Not with the same frequency, the frequency of the phase factor of each stationary state depends on its corresponding energy.forcefield said:Stationary states have phases that vary at the same frequency.
I guess this is an example of coherence of a quantum system, which occurs because the eigenstates of the system keep accumulating phases over time with different rates.forcefield said:So you get that the probability of finding the molecule in one of it's position states changes with a frequency that happens to be the same as the frequency of the radiation associated with the energy states. Is there a reason why these frequencies are same ?
The molecular geometry of ammonia is trigonal pyramidal, with a bond angle of approximately 107 degrees.
The trigonal pyramidal geometry of ammonia allows for efficient absorption and emission of radiation, making it a good candidate for use in lasers and spectroscopy.

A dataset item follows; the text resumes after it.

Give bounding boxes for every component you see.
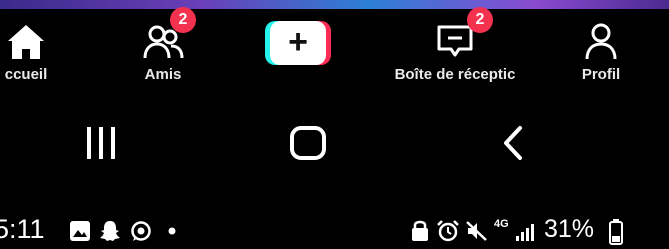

Yes, the molecular geometry of ammonia can be changed through the addition of electronegative atoms or the application of external forces, such as pressure or temperature.
The lone pair of electrons on the nitrogen atom in ammonia contributes to its trigonal pyramidal geometry and affects the distribution of charge within the molecule.
The trigonal pyramidal geometry of ammonia leads to a polar molecule, with the nitrogen atom having a partial negative charge and the hydrogen atoms having partial positive charges.